Un consensus de circonstance
s'instaura entre les différentes composantes de la population juive, les
pauvres de la "hara" s'en remettant à l'avis des chefs spirituels
et religieux, des aristocrates et des serviteurs du pouvoir ottoman.
Pourtant, il se murmurait en
ville dont les rues désertées par ses habitants semblaient frappées par la
peste, que le courage ne suffisait plus aux cavaliers de l' "agha"
IBRAHIM, nommé commandant en chef de l'armée. Les renforts n'arrivaient plus et
les "Janissaires"
rechignaient au combat. La marche forcée des troupes françaises se trouvait,
malgré tout, freinée par les obstacles naturels de la configuration très
ravinée au-delà du plateau de STAOUELI.
Léon Juda ,"le juif du Dey" et Jacob
BACRI demandèrent audience à HUSSEIN PACHA qui les éclaira sur la situation
d'ELDJEZAÏR. D'abord surpris par le choix de SIDI-FERRUCH comme lieu de
débarquement, les forces turques, reprises en main par son propre gendre,"
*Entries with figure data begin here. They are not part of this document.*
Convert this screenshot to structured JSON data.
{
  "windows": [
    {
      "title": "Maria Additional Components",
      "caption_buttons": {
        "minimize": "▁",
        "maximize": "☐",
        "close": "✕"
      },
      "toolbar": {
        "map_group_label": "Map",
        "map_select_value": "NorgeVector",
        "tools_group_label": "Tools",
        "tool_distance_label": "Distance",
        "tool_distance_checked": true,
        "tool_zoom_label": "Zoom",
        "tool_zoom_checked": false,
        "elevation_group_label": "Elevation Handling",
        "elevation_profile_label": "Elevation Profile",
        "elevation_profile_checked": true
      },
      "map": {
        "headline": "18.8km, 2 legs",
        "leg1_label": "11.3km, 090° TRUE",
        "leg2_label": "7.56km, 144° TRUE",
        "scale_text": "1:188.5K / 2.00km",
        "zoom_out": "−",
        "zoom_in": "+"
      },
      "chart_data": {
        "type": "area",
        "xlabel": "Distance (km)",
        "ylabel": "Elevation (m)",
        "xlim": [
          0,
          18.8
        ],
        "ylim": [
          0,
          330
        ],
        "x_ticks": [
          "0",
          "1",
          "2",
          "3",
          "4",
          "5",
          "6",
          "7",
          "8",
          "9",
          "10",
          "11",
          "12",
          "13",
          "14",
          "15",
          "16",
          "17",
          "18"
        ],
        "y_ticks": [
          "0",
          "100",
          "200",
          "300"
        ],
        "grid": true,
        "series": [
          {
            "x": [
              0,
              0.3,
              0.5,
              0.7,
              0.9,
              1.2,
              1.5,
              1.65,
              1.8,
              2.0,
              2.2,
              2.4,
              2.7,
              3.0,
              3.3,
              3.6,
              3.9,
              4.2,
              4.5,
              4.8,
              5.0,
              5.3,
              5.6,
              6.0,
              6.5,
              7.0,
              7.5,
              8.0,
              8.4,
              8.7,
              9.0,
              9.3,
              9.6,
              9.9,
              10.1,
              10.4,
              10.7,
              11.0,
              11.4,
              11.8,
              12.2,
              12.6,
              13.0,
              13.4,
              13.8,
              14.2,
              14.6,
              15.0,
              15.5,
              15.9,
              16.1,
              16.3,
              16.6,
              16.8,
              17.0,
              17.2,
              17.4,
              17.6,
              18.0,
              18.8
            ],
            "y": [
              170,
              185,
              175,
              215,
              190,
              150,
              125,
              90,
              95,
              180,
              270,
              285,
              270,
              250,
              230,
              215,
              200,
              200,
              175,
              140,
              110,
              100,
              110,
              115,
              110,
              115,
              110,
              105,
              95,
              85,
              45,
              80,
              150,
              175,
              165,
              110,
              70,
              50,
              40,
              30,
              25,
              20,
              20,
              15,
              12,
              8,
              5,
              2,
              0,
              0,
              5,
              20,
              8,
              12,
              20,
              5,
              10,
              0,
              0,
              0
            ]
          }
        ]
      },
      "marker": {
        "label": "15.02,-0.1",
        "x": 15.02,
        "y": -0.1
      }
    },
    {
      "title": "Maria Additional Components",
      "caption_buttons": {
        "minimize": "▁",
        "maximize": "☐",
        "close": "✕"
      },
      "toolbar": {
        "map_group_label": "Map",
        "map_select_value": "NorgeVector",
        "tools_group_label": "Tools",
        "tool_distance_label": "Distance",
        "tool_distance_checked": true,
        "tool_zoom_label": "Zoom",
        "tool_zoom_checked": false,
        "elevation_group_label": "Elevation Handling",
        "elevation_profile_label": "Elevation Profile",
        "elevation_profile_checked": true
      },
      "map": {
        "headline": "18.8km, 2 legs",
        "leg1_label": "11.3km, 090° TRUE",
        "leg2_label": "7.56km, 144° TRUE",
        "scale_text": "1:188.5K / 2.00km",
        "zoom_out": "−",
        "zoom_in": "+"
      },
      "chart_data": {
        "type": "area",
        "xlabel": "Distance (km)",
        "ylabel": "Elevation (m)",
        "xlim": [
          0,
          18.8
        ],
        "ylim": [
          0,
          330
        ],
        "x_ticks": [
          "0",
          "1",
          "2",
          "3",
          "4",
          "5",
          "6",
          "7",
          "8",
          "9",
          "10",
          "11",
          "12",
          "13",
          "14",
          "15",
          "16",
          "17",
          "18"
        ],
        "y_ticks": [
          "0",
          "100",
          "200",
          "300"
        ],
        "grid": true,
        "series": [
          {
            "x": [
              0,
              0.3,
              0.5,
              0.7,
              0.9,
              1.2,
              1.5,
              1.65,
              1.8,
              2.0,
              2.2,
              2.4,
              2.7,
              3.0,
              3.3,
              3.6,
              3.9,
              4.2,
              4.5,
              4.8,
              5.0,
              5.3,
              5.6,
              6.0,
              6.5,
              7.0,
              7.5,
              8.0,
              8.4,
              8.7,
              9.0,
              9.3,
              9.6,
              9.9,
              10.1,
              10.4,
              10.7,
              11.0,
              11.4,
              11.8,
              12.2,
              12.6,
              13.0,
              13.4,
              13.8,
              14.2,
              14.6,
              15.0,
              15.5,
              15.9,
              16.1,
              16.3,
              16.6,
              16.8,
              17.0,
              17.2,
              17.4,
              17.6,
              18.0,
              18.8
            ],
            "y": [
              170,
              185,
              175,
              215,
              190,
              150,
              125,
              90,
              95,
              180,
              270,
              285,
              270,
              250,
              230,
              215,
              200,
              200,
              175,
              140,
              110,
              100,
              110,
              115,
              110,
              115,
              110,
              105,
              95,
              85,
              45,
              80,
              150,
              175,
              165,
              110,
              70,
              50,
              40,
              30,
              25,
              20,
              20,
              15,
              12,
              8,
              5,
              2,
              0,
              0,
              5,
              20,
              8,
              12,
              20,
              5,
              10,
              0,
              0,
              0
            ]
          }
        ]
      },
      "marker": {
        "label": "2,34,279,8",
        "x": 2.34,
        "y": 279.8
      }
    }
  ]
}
tels des lions de l'atlas, arrachaient, à
présent, le coeur de ces chiens de français". Maîtrisant parfaitement
l'âme et la mentalité orientales, les deux israélites accordèrent peu de crédit
au triomphalisme du Régent. La suffisance avait laissé place à la colère, à l'insulte
et la démesure. Signes évidents de faiblesse et d'affolement. Son visage barré
de petites lunettes ovales portait les stigmates d'une défaite annoncée.
La sortie de la "cassaubah"
se fit en silence. Les deux hommes
repartaient avec l'intime conviction que leur pays allait changer de
drapeau. Le régime ottoman avait vécu et la lueur de l'émancipation française
allumerait un grand feu de joie et un grand souffle de liberté se répandrait à
l'Est, à l'Ouest, au Nord et au Sud d'EL DJEZAÏR.
Les synagogues résonnèrent
alors du tumulte des supputations, prévisions et suppositions engendrées par
une méconnaissance des véritables intentions de la FRANCE.
--" Que deviendrons-nous si le pouvoir est rendu
aux ottomans après la capitulation d'HUSSEIN ?" entendait-on au Temple
" EL BADRI "
--"La FRANCE est la plus grande chance de notre communauté. Laissons la
passer et nous nous en mordrons les doigts!"
--"Que risquons-nous à nous jeter dans les bras des français, nous
n'avons rien à perdre puisque nous n'avons rien!" se défendaient les
fidèles de la synagogue "BEN DEBLIR"
--"En pays musulman, nous conservons un bien inestimable: la liberté de
culte! Ne l'oubliez pas mes frères!"
--"Au prix de combien de morts, de combien de vexations, de
combien de supplices!--"Cela est peut être le prix à payer pour tout juif
en ces temps malades!"
débattait-on au temple "EL
HAZAN"
Les notables israélites,
l'indécision en bataille, avaient tout à perdre ou tout à gagner dans cette inextricable
situation.
--" la FRANCE
a mis un pied en AFRIQUE. De quelle nature sera sa présence en terre
d'ISLAM ? Qui peut répondre aujourd'hui? Personne!"
--" Nous devons prendre des risques. S'il y a une chance sur mille
de sortir de l'ornière où notre communauté est embourbée, il nous faut la
saisir quitte à en payer les conséquences plus tard!"
--"L'attirance pour la France est réelle, même si elle est intéressée.
Mais ce grand pays va coloniser également ses habitants. Admettra t-elle notre
foi, nos coutumes, notre loi patriarcale. Notre judaïsme et ses richesses
spécifiques ne seront-ils pas absorbés, engloutis, désarmés par le judaïsme
français si judaïsme français, il y a. Et si nos craintes s'avéraient non
fondées, le juif maghrébin jouira t-il, pour autant, de la même considération
que son coreligionnaire français. Bien sûr, le juif a trop souffert sous le
régime ottoman
mais est-ce une raison suffisante pour
foncer tête baissée dans le redoutable piège de l'émancipation française?
"
--" L'émancipation c'est à plus ou moins longue échéance l'assimilation.
Allons- nous suivre la parole de MAÏMONIDE ou celle de Victor HUGO?"
--" Seule la foi nous a permis de résister à
toutes les tentatives d'extermination. Elle sera, encore une fois, le rempart
contre toutes les attirances, toutes les séductions et toutes les résignations."